Before the words were out of her mouth, the nabob was at his wife's side: "Go," said he, "gather all your needles and thread, and throw them into the well, and bear in mind that the day I find you sewing, I will sue for a divorce. The sight of the halter on another's neck is warning enough for me."

Aunt S. And now, Señor Don Fernan, my story is ended; I hope that it has pleased you?

Don F. Ever so much, Aunt Sebastiana; but what I learn from it is, that the souls, notwithstanding that they are blessed, are very tricky.

Aunt S. Now, señor, and is your worship going to insist upon doctrine in a romance, as if it were an example? Why, stories are only to make us laugh, and grow better without precept or name of lesson. God will have a little of all.

Don F. True, Aunt Sebastiana; and what you express with your simple good sense is more wholesome than the critical reverence of the overstrict. But, uncle, I am not going without another to correspond with this, and it is your turn now. If, as I think you have told me that you were on other occasions, you are a devotee of San Tomas,[86] here are some Havanas as an offering to his saintship.

Uncle R. Not to disoblige your worship.

Don F. But I must have the story; I want it for a purpose.

Uncle R. By which your worship means to say that, without an ochavo, you can't make up the real.[87] Well, let me think. Since the talk is about animas, animas it is. Their sodality in a certain place had for mayordomo a poor bread-lost[88] of a member, one of those who are always like the sheep that misses the mouthful.[89] He was without a cloak, and went with teeth chattering and limbs benumbed with cold. What does he do but go and order himself a cloak made, and, without so much as saying chuz or muz,[90] or by your leave, sirs, take money from the funds of the animas to pay for it.
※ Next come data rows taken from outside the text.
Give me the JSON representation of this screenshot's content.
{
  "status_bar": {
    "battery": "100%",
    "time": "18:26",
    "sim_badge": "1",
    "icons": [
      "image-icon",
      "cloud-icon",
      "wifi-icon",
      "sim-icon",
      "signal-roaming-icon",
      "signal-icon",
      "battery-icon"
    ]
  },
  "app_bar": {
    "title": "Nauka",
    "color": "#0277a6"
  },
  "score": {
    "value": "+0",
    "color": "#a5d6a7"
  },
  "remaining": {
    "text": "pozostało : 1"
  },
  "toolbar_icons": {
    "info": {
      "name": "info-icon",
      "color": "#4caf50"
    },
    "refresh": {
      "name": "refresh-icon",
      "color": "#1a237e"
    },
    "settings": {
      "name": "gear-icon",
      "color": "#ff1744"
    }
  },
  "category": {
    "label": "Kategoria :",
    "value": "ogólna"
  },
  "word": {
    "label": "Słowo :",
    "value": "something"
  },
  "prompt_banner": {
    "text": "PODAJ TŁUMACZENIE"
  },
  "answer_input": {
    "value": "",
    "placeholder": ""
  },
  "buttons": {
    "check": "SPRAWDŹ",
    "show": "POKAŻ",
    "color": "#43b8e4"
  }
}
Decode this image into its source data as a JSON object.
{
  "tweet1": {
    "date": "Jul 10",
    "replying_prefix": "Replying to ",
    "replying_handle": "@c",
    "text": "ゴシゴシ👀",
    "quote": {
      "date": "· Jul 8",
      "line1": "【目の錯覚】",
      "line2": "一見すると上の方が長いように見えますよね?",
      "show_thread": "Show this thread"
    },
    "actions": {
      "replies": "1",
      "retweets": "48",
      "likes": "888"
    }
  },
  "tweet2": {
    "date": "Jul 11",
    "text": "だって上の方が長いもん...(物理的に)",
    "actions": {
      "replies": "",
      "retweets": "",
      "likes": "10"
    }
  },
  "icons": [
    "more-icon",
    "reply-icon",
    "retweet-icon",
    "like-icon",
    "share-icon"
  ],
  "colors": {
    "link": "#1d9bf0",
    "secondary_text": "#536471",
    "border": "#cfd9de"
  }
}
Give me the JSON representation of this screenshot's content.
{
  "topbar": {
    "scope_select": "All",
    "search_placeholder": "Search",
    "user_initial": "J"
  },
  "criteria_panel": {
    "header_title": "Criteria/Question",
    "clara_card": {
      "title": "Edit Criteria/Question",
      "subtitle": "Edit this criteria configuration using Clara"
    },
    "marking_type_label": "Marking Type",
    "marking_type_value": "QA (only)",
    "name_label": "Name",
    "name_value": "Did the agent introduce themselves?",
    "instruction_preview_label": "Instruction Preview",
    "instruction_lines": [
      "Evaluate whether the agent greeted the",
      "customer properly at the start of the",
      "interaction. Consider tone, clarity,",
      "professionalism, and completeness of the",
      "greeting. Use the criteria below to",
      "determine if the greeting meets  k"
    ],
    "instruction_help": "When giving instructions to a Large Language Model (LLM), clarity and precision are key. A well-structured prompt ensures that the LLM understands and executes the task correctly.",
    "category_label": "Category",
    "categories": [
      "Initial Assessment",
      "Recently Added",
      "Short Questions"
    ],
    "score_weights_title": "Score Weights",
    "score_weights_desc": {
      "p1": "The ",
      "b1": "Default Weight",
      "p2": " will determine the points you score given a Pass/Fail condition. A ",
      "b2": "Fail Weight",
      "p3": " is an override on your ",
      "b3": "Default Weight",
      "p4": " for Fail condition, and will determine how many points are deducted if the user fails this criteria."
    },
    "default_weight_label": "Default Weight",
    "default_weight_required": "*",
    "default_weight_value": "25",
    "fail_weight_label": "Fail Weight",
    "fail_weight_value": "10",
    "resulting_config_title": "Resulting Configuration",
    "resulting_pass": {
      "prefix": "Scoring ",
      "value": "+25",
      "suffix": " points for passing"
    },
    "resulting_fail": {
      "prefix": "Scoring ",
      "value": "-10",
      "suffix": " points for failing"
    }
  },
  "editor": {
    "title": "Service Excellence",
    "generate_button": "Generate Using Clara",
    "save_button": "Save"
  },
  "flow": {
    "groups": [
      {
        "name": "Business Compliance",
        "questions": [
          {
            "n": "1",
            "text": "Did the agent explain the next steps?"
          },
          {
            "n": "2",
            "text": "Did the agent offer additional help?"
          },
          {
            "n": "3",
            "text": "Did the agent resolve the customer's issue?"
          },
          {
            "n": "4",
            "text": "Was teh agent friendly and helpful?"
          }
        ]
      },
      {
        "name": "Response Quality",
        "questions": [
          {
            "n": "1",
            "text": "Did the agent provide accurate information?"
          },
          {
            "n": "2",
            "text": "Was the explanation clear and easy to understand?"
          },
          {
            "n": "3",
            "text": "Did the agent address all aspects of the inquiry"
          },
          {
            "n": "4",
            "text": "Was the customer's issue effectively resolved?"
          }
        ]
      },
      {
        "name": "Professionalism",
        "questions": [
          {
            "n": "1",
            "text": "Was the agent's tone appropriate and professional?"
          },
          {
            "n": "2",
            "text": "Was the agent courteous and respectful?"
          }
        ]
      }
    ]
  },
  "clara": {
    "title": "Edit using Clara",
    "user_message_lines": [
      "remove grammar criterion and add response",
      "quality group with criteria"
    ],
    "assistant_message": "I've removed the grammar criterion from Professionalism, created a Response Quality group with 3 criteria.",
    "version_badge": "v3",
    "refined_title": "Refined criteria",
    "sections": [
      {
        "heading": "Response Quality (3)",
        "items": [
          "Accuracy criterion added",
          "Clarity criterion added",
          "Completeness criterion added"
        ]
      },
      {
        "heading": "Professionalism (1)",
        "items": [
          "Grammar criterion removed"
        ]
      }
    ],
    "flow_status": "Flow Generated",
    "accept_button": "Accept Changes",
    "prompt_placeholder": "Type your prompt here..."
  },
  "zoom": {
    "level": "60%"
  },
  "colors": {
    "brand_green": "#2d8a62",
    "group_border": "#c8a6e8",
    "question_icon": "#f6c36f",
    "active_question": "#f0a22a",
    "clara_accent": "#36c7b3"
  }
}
When it came home, he put it on, and went into the street as consequential and high-stomached as those rich folks recently raised from the dust. But at every step he took, some one gave the cloak a jerk, and though he kept a sharp lookout he could not see who. The instant he drew it up on the left shoulder, down it slid from the right, causing him to keep a continual hitch, hitch. You would have thought he had a thorn in his foot.

As he went along, pestered and chap-fallen, trying to make out what it could mean, he met a gossip of his, who was mayordomo to the Hermandad del Santísimo.[91] This fellow was stalking loftily, filling the street with his air that said, Get out of the way, I am coming. After "How d'ye do?" this one asked the other, "What is the matter, comrade, that you seem so down at the mouth lately?"

"Matter enough!" answered he of the souls, pulling his cloak up on the right shoulder while it slipped off from the left. "Know that in the beginning of the winter I found myself in difficulties. I had sown a pegujar[92] without seeing the color of wheat. My wife brought me two boys, when, with the nine I had already, one would have been too many; the delivery cost her a long sickness, and me the eyes of my face. In few, I was just stuck to the wall like a star-lizard, and hungrier than an ex-minister. I had to borrow money of the souls to get this cloak; but what the seven ails it I don't know, for, whenever I put it on, it seems as though somebody was giving it a pull here and a jerk there. Two rudder-pins couldn't hold it fast to my shoulders."